Guarded inquiries from the railway officials had evoked the information that Dalton Road lay some ten minutes’ walk from the station in a northeasterly direction, and thither the two set off. They passed along with circumspection, keeping as far as possible from the street lamps and with their coat collars turned up and the brims of their hats pulled down over their eyes. But the place was deserted. During the whole of their walk they met only one person—a man going evidently to the station, and he strode past with barely a glance.
Dalton Road proved, save for its street lamps and footpath, to be little more than a lane. It led somewhat windingly in an easterly direction off the main road. The country at this point was more thickly populated and there was quite a number of houses in view. All were built in the style of forty years ago, and were nearly all detached, standing in small grounds or lots. Here and there were fine old trees which looked as if they must have been in existence long before the houses, and most of the lots were well supplied with shrubs and with high and thick partition hedges.
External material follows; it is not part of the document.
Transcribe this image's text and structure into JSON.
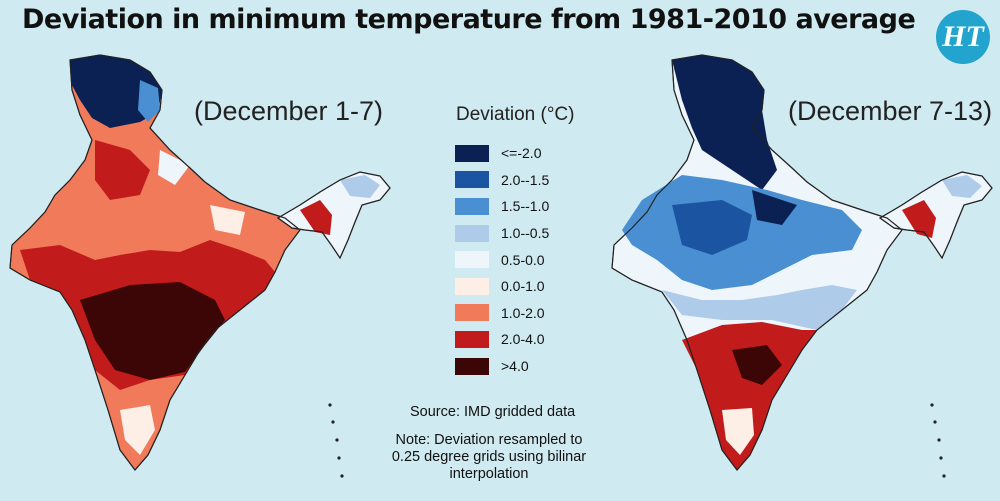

Nearly all the gates bore names, and as the two young people walked along, they had no difficulty in identifying Earlswood. There was a lamp at the other side of the road which enabled them to read the white letters on their green ground. Without pausing they glanced around, noting what they could of their surroundings.
A narrow lane running north and south intersected Dalton Road at this point, and in each of the four angles were houses. That in the southwest corner was undergoing extension, the side next the lane showing scaffolding and half-built brick walls. The two adjoining corners were occupied by houses which presented no interesting features, and in the fourth corner, diagonally opposite that of the building operations, stood Earlswood. All four houses were surrounded by unusually large lots containing plenty of trees. Earlswood was particularly secluded, the hall door being almost hidden from both road and lane by hedges and shrubs.
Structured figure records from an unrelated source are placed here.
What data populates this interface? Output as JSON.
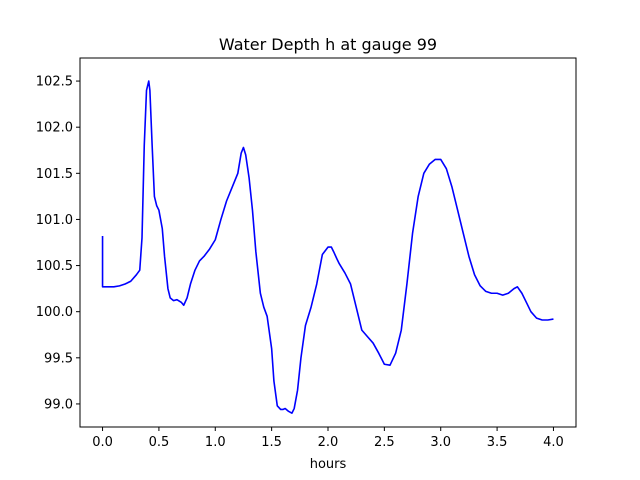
{
  "chart_data": {
    "type": "line",
    "title": "Water Depth h at gauge 99",
    "xlabel": "hours",
    "ylabel": "",
    "xlim": [
      -0.2,
      4.2
    ],
    "ylim": [
      98.75,
      102.75
    ],
    "xticks": [
      0.0,
      0.5,
      1.0,
      1.5,
      2.0,
      2.5,
      3.0,
      3.5,
      4.0
    ],
    "xtick_labels": [
      "0.0",
      "0.5",
      "1.0",
      "1.5",
      "2.0",
      "2.5",
      "3.0",
      "3.5",
      "4.0"
    ],
    "yticks": [
      99.0,
      99.5,
      100.0,
      100.5,
      101.0,
      101.5,
      102.0,
      102.5
    ],
    "ytick_labels": [
      "99.0",
      "99.5",
      "100.0",
      "100.5",
      "101.0",
      "101.5",
      "102.0",
      "102.5"
    ],
    "grid": false,
    "series": [
      {
        "color": "#0000ff",
        "x": [
          0.0,
          0.0,
          0.05,
          0.1,
          0.15,
          0.2,
          0.25,
          0.3,
          0.33,
          0.35,
          0.37,
          0.39,
          0.41,
          0.42,
          0.44,
          0.46,
          0.48,
          0.5,
          0.53,
          0.55,
          0.58,
          0.6,
          0.63,
          0.66,
          0.7,
          0.72,
          0.75,
          0.78,
          0.82,
          0.86,
          0.9,
          0.95,
          1.0,
          1.05,
          1.1,
          1.15,
          1.2,
          1.23,
          1.25,
          1.27,
          1.3,
          1.33,
          1.36,
          1.4,
          1.43,
          1.46,
          1.5,
          1.52,
          1.55,
          1.58,
          1.6,
          1.62,
          1.65,
          1.68,
          1.7,
          1.73,
          1.76,
          1.8,
          1.85,
          1.9,
          1.95,
          2.0,
          2.03,
          2.05,
          2.08,
          2.1,
          2.15,
          2.2,
          2.25,
          2.3,
          2.35,
          2.4,
          2.45,
          2.5,
          2.55,
          2.6,
          2.65,
          2.7,
          2.75,
          2.8,
          2.85,
          2.9,
          2.95,
          3.0,
          3.05,
          3.1,
          3.15,
          3.2,
          3.25,
          3.3,
          3.35,
          3.4,
          3.45,
          3.5,
          3.55,
          3.6,
          3.65,
          3.68,
          3.72,
          3.76,
          3.8,
          3.85,
          3.9,
          3.95,
          4.0
        ],
        "y": [
          100.82,
          100.27,
          100.27,
          100.27,
          100.28,
          100.3,
          100.33,
          100.4,
          100.45,
          100.8,
          101.8,
          102.4,
          102.5,
          102.4,
          101.8,
          101.25,
          101.15,
          101.1,
          100.9,
          100.6,
          100.25,
          100.15,
          100.12,
          100.13,
          100.1,
          100.07,
          100.15,
          100.3,
          100.45,
          100.55,
          100.6,
          100.68,
          100.78,
          101.0,
          101.2,
          101.35,
          101.5,
          101.72,
          101.78,
          101.7,
          101.45,
          101.1,
          100.65,
          100.2,
          100.05,
          99.95,
          99.6,
          99.25,
          98.98,
          98.94,
          98.94,
          98.95,
          98.92,
          98.9,
          98.95,
          99.15,
          99.5,
          99.85,
          100.05,
          100.3,
          100.62,
          100.7,
          100.7,
          100.65,
          100.57,
          100.52,
          100.42,
          100.3,
          100.05,
          99.8,
          99.73,
          99.66,
          99.55,
          99.43,
          99.42,
          99.55,
          99.8,
          100.3,
          100.85,
          101.25,
          101.5,
          101.6,
          101.65,
          101.65,
          101.55,
          101.35,
          101.1,
          100.85,
          100.6,
          100.4,
          100.28,
          100.22,
          100.2,
          100.2,
          100.18,
          100.2,
          100.25,
          100.27,
          100.2,
          100.1,
          100.0,
          99.93,
          99.91,
          99.91,
          99.92
        ]
      }
    ]
  }
}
“Lucky it’s got all those trees about it,” Cheyne whispered as they passed on down Dalton Road. “If we have to burgle it we can do it without being overlooked by the neighbors.”
They continued on their way until they found that Dalton Road debouched on a wide thoroughfare which inquiries showed was Watling Street, the main road between London and St. Albans. Then retracing their steps to Earlswood, they followed the cross lane, first south, which brought them back to Wembley, and north, which after about a mile brought them out on the Harrow Road. Having thus learned the lie of the land so as to know where to head in case a sudden flight became necessary, they returned once more to Earlswood to attempt a closer examination of the house.
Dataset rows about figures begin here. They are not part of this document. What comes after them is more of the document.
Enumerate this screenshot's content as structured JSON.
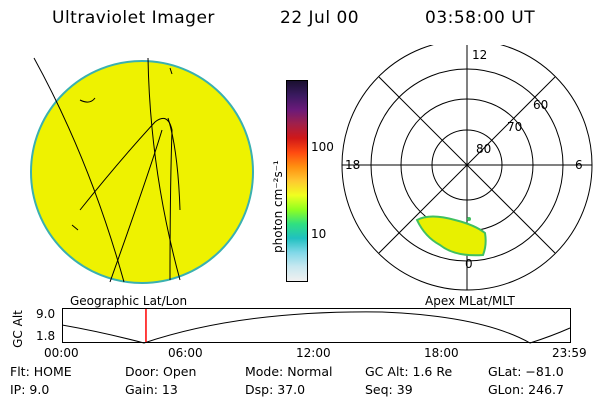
{
  "header": {
    "title": "Ultraviolet Imager",
    "date": "22 Jul 00",
    "time": "03:58:00 UT"
  },
  "colorbar": {
    "unit_label": "photon cm⁻²s⁻¹",
    "ticks": [
      "100",
      "10"
    ],
    "colors": [
      "#1a1030",
      "#3a1a60",
      "#6a1a7a",
      "#a0204a",
      "#d01818",
      "#ff4a10",
      "#ff9010",
      "#ffc830",
      "#f0ff20",
      "#90ff20",
      "#30e080",
      "#20c0c0",
      "#80d8e8",
      "#c8e8f0",
      "#f0f0f0"
    ]
  },
  "polar": {
    "hour_labels": {
      "top": "12",
      "left": "18",
      "right": "6",
      "bottom": "0"
    },
    "lat_labels": [
      "60",
      "70",
      "80"
    ]
  },
  "left_label": "Geographic Lat/Lon",
  "right_label": "Apex MLat/MLT",
  "altitude_plot": {
    "ylabel": "GC Alt",
    "yticks": [
      "9.0",
      "1.8"
    ],
    "xticks": [
      "00:00",
      "06:00",
      "12:00",
      "18:00",
      "23:59"
    ],
    "current_time_hours": 3.967
  },
  "info": {
    "flt": "Flt: HOME",
    "ip": "IP:  9.0",
    "door": "Door: Open",
    "gain": "Gain: 13",
    "mode": "Mode: Normal",
    "dsp": "Dsp:   37.0",
    "gcalt": "GC Alt: 1.6 Re",
    "seq": "Seq: 39",
    "glat": "GLat: −81.0",
    "glon": "GLon: 246.7"
  },
  "colors": {
    "disk": "#eef200",
    "disk_edge": "#3ab0b0",
    "aurora": "#e8f000",
    "aurora_edge": "#40c060",
    "marker": "#ff0000"
  }
}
They had noticed when passing along the cross lane beside the house to which the extension was being made that a gap had been broken in the hedge for the purpose of getting in the building materials. This was closed only by a wooden slat. With one consent they made for the gap, slipped through, and crouching in the shadow of the shrubs within, set themselves to watch Earlswood.
No light showed in any of the front windows, and as soon as Miss Merrill was seated on a bundle of brushwood sheltered from the light but rather chilly wind, Cheyne crept out to reconnoiter more closely. Making sure that no one was approaching, he slipped through the hedge, and then crossing both road and lane diagonally, passed down the lane at the side of Earlswood.
There was no gap in the Earlswood hedge, but just as in the case of that other similarly situated house which he had investigated, a narrow lane ran along at the bottom of the tiny garden behind. Cheyne turned into this and stood looking at the back of the house. The whole proceeding seemed familiar, a repetition of his actions on the night he traced the gang to Hopefield Avenue.
But the back of this house was in darkness, and pushing open a gate, he passed from the lane to the garden and silently approached the building. A path led straight from gate to door, a side door evidently, as the walled-in yard was on his left hand. Another path to the right led round the house to the hall door in the front.